Enquête

Quand le choix des spécialités au lycée se heurte aux réalités locales

Si certains lycées peinent à répondre aux souhaits des élèves, certains établissements s'organisent pour offrir le plus de spécialités possibles.
Si certains lycées peinent à répondre aux souhaits des élèves, certains établissements s'organisent pour offrir le plus de spécialités possibles. © Adobe Stock/Monkey Business
Par Marine Delatouche, publié le 14 octobre 2020
5 min

Si la réforme du bac général permet aux lycéens de composer leur propre parcours à travers les enseignements de spécialité, leurs choix sont parfois aiguillés, voire entravés. Au point qu’offrir une réelle liberté de choix demande une grande anticipation de la part des établissements.

À peine entré en première au lycée Olympe de Gouges de Noisy-Le-Sec (93), Yannis se sent mis en difficulté scolaire. Son problème : la spécialité maths. En fin de seconde, lors du choix des enseignements de spécialité, il a pris "SES, histoire et maths. J’ai choisi les maths pour essayer de recréer un parcours ES", avoue-t-il. L’encouragement de son professeur de maths de seconde à poursuivre dans sa matière a joué un rôle dans son choix.

Les maths, indispensables mais difficiles

Valérie Larose, professeure de maths dans le Vaucluse, encourage elle aussi à "conserver les maths dès lors que les élèves ont un projet scientifique ou économique. Il est inimaginable d'étudier la physique sans faire de mathématiques, idem pour l'économie. La plupart des classes préparatoires ou grandes écoles exigent une spécialité maths pour recruter leurs futurs étudiants."

Mais s’il s’agit de la spécialité la plus choisie parce que "certains ont peur d’être bloqués dans leur orientation", remarque Olivier Thiébaut, professeur d’histoire-géographie à Auxerre (89), c’est aussi "la plus abandonnée, car le programme est très pointu". En effet, Yannis compte déjà engager les démarches pour remplacer cette spécialité par une autre, sans même attendre la fin de la première.

Moins de spécialités rares en zone rurale

Au-delà du niveau exigé dans telle ou telle discipline, d’autres réalités plus concrètes peuvent entraver la liberté de choix. En fin de seconde, Juliette voulait choisir la triplette SVT, SES et philosophie. Problème : "C’était impossible d’ouvrir une classe avec ces options, trop peu de personnes les avaient prises ensemble." Combinaison refusée. Exit les maths, elle a trouvé une alternative avec l’anglais.

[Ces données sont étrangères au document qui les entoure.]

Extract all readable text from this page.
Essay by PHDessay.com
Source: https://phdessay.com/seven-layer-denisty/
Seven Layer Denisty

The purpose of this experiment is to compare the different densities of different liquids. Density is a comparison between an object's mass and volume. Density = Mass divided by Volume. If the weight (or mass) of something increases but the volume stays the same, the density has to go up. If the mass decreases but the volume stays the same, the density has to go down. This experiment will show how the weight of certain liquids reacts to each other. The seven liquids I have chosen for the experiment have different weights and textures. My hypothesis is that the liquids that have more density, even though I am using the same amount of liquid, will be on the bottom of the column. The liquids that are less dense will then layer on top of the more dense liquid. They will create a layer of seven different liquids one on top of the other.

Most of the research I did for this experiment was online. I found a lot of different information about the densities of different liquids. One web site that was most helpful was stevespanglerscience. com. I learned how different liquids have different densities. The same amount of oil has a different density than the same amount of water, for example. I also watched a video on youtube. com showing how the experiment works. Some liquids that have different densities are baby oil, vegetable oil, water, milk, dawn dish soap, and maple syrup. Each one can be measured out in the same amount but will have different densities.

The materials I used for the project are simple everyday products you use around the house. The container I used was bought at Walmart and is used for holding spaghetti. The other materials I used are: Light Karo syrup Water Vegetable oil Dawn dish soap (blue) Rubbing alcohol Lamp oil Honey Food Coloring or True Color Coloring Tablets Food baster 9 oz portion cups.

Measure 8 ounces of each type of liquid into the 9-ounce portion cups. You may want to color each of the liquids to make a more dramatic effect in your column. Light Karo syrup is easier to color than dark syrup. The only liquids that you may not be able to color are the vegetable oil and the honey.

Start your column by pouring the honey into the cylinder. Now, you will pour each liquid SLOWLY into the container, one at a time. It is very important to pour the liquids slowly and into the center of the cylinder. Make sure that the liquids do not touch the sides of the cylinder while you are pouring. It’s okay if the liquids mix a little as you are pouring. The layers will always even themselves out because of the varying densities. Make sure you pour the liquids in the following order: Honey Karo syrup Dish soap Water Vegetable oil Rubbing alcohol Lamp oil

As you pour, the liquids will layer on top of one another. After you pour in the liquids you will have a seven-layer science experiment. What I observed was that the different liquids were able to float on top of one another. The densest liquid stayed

De plus, maintenant qu’elle sait qu’elle veut intégrer une licence de cinéma, elle regrette de ne pas avoir eu la possibilité de suivre une spécialité cinéma, qui n’est pas proposée dans son lycée d’Obernai (67), situé à 30 km de Strasbourg. "Il reste une grande inégalité territoriale dans l’accès aux spécialités. Beaucoup ne peuvent pas suivre certains enseignements", observe Olivier Thiébaut.

Le casse-tête des emplois du temps

L’enseignant de l’Yonne remarque une autre difficulté qui empêche parfois de répondre aux souhaits des élèves : l’organisation de l’emploi du temps. "Dans certains établissements, les élèves n’ont pas réellement eu le choix de leurs spécialités parce que c’était impossible de monter l’emploi du temps, ajoute-t-il. Dans un petit établissement de l’Yonne, 10% des effectifs n’ont pas vraiment choisi leur triplette ou leur doublette."
Ce travail revient aux proviseurs adjoints, comme Adeline Frantz. Mais avec "une anticipation forte et du travail", elle considère qu’on peut répondre à la demande des élèves. Dans son lycée d’Arles (13), neuf spécialités sont proposées et programmées "sur les mêmes créneaux horaires". Résultats positifs : seize combinaisons peuvent être choisies pour cinq classes de première. Elle cite en exemple l’établissement d’une de ses collègues : 90 parcours différents existent !

Accompagnement et information

Pour la proviseure adjointe, anticiper, c’est surtout informer. "Dès la seconde, on accompagne l’élève. Une bonne communication vers les parents" est tout aussi primordiale. "Jusqu’à l’année dernière, les parents mettaient parfois en difficulté leurs enfants" en les poussant à faire S. La suppression des filières pourrait atténuer cette pression parentale, mais la volonté de les recréer reste ancrée dans les esprits, même dans ceux des lycéens, comme en témoigne le choix de Yannis.

Conscient des difficultés éprouvées en mathématiques, le ministère de l’Éducation nationale a demandé à créer des groupes de compétences dans cette spécialité, au risque d’alourdir encore un peu l’organisation. D’autres initiatives naissent localement, et Adeline Frantz aimerait "créer des réflexions entre lycées" pour mutualiser les enseignants de spécialité sur un même secteur géographique et élargir le choix offert aux lycéens.